De plus, les instances onusiennes préfèrent souvent privilégier des solutions locales, en l’occurrence africaines. A présent, les regards se tournent donc davantage vers la Communauté économique des Etats de l’Afrique de l’Ouest (Cédéao). Basée à Abuja au Nigeria, celle-ci a déjà conduit des opérations de la paix au Liberia et en Sierra Leone au cours des années 1990. Depuis, elle a également prévu de se doter d’une force d’interposition permanente, qui devait être mise sur pied en 2015. Le problème est que son dispositif de formation continue n’a jamais fait ses preuves.

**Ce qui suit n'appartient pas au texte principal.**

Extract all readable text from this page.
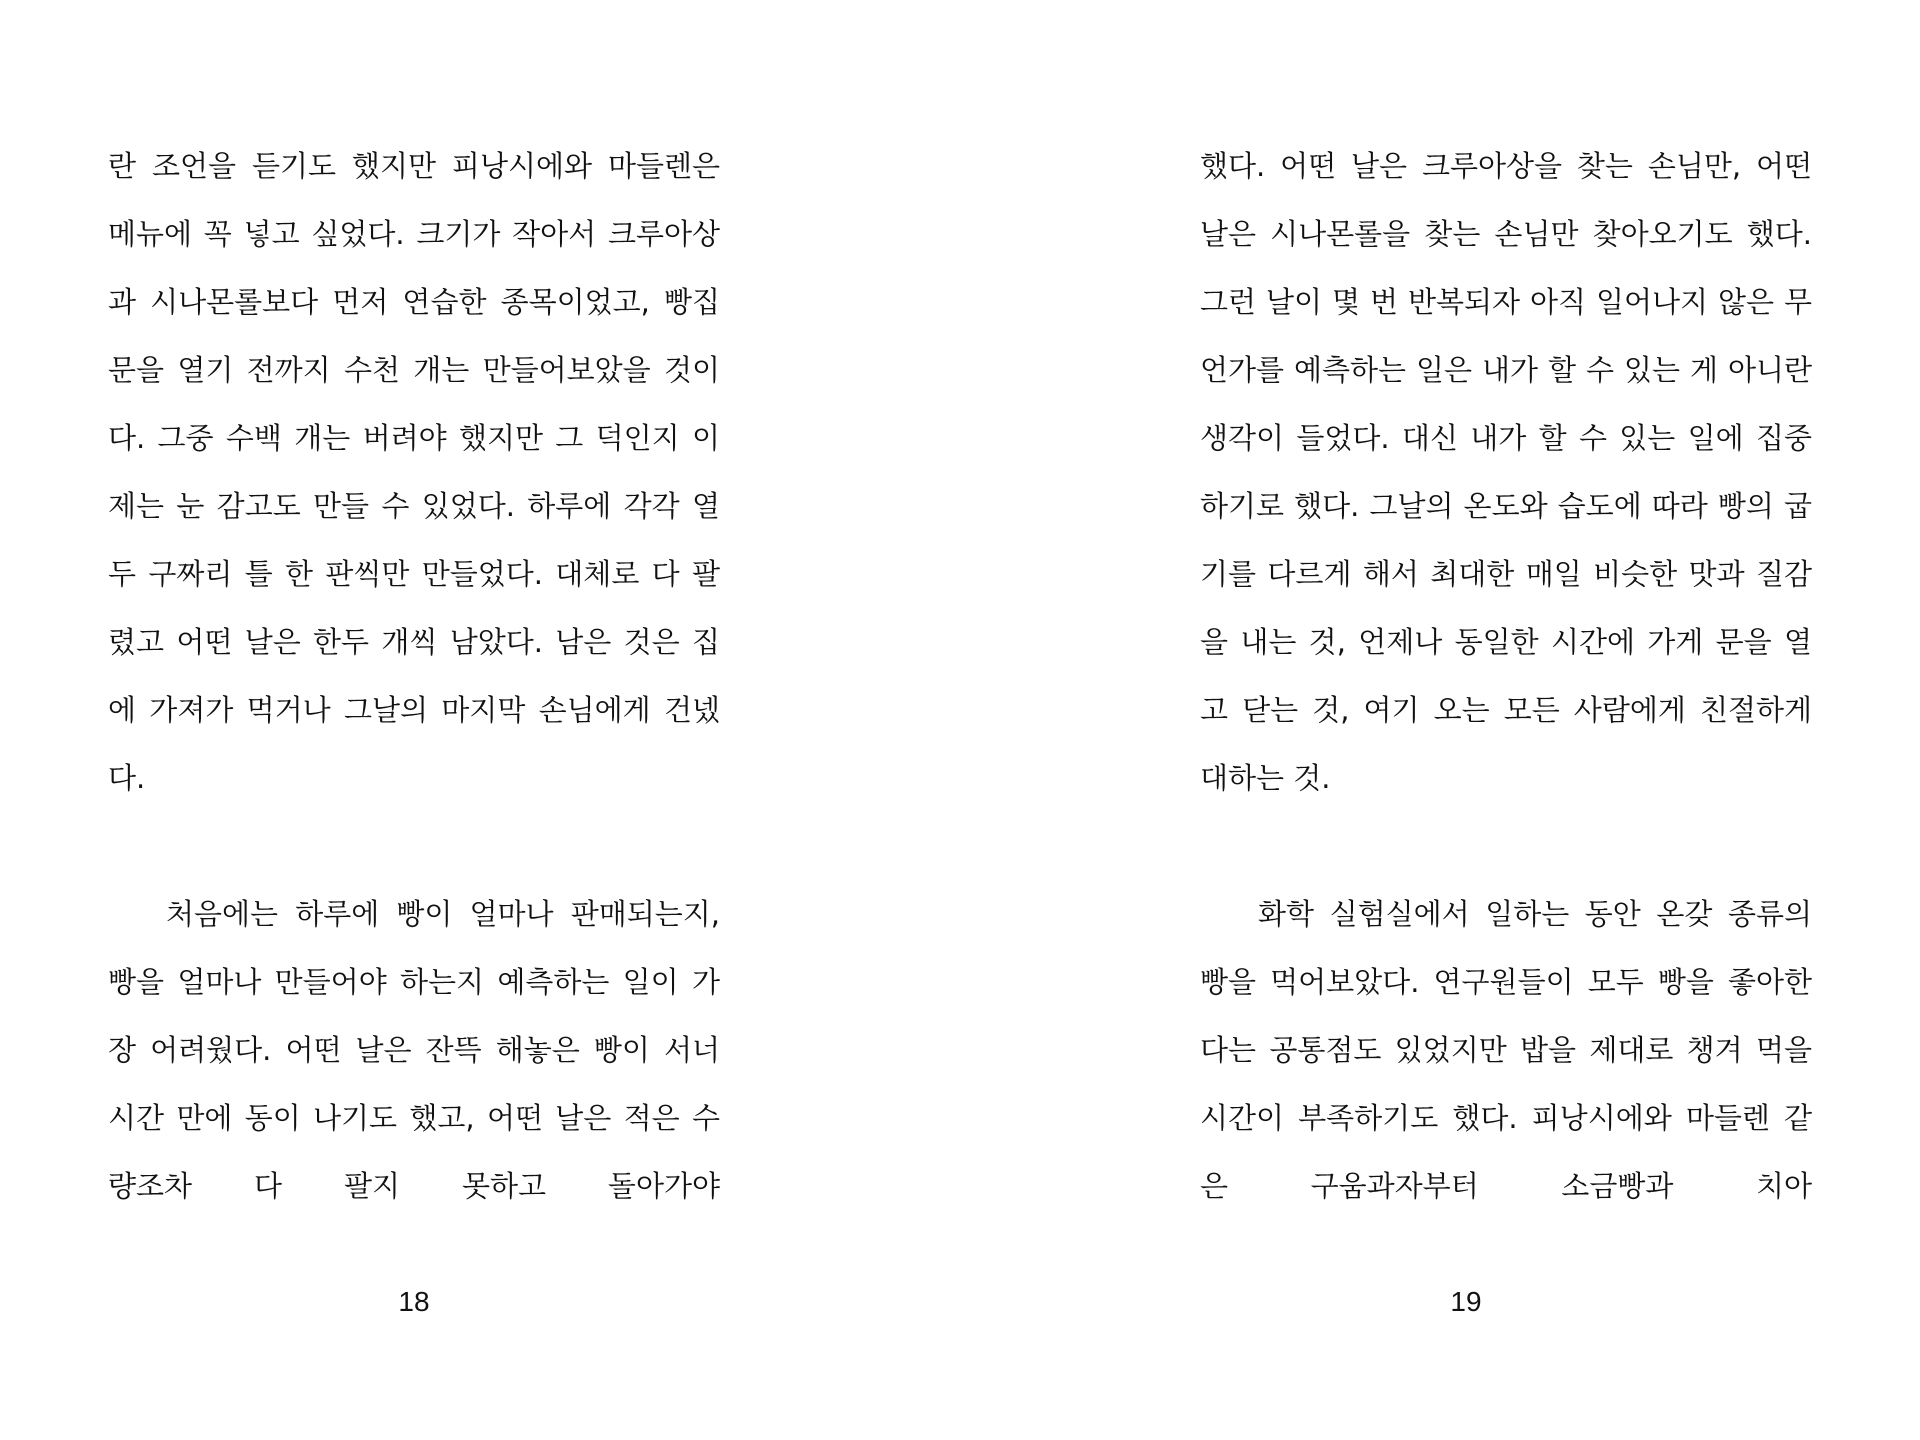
란 조언을 듣기도 했지만 피낭시에와 마들렌은 메뉴에 꼭 넣고 싶었다. 크기가 작아서 크루아상과 시나몬롤보다 먼저 연습한 종목이었고, 빵집 문을 열기 전까지 수천 개는 만들어보았을 것이다. 그중 수백 개는 버려야 했지만 그 덕인지 이제는 눈 감고도 만들 수 있었다. 하루에 각각 열두 구짜리 틀 한 판씩만 만들었다. 대체로 다 팔렸고 어떤 날은 한두 개씩 남았다. 남은 것은 집에 가져가 먹거나 그날의 마지막 손님에게 건넸다.

처음에는 하루에 빵이 얼마나 판매되는지, 빵을 얼마나 만들어야 하는지 예측하는 일이 가장 어려웠다. 어떤 날은 잔뜩 해놓은 빵이 서너 시간 만에 동이 나기도 했고, 어떤 날은 적은 수량조차 다 팔지 못하고 돌아가야

18

했다. 어떤 날은 크루아상을 찾는 손님만, 어떤 날은 시나몬롤을 찾는 손님만 찾아오기도 했다. 그런 날이 몇 번 반복되자 아직 일어나지 않은 무언가를 예측하는 일은 내가 할 수 있는 게 아니란 생각이 들었다. 대신 내가 할 수 있는 일에 집중하기로 했다. 그날의 온도와 습도에 따라 빵의 굽기를 다르게 해서 최대한 매일 비슷한 맛과 질감을 내는 것, 언제나 동일한 시간에 가게 문을 열고 닫는 것, 여기 오는 모든 사람에게 친절하게 대하는 것.

화학 실험실에서 일하는 동안 온갖 종류의 빵을 먹어보았다. 연구원들이 모두 빵을 좋아한다는 공통점도 있었지만 밥을 제대로 챙겨 먹을 시간이 부족하기도 했다. 피낭시에와 마들렌 같은 구움과자부터 소금빵과 치아

19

En principe, des enseignements stratégiques, tactiques et opérationnels devaient être respectivement dispensés au Nigeria, au Mali et au Ghana, où un Centre Kofi Annan a été ouvert à Accra en 2003. Mais l’école de maintien de la paix de Bamako n’est évidemment plus en mesure de fonctionner. Son directeur, le colonel Moussa Sinko Coulibaly, a d’ailleurs participé au coup d’Etat du capitaine Amadou Sanogo, ce qui augure mal des résultats des formations destinées à démocratiser les troupes africaines !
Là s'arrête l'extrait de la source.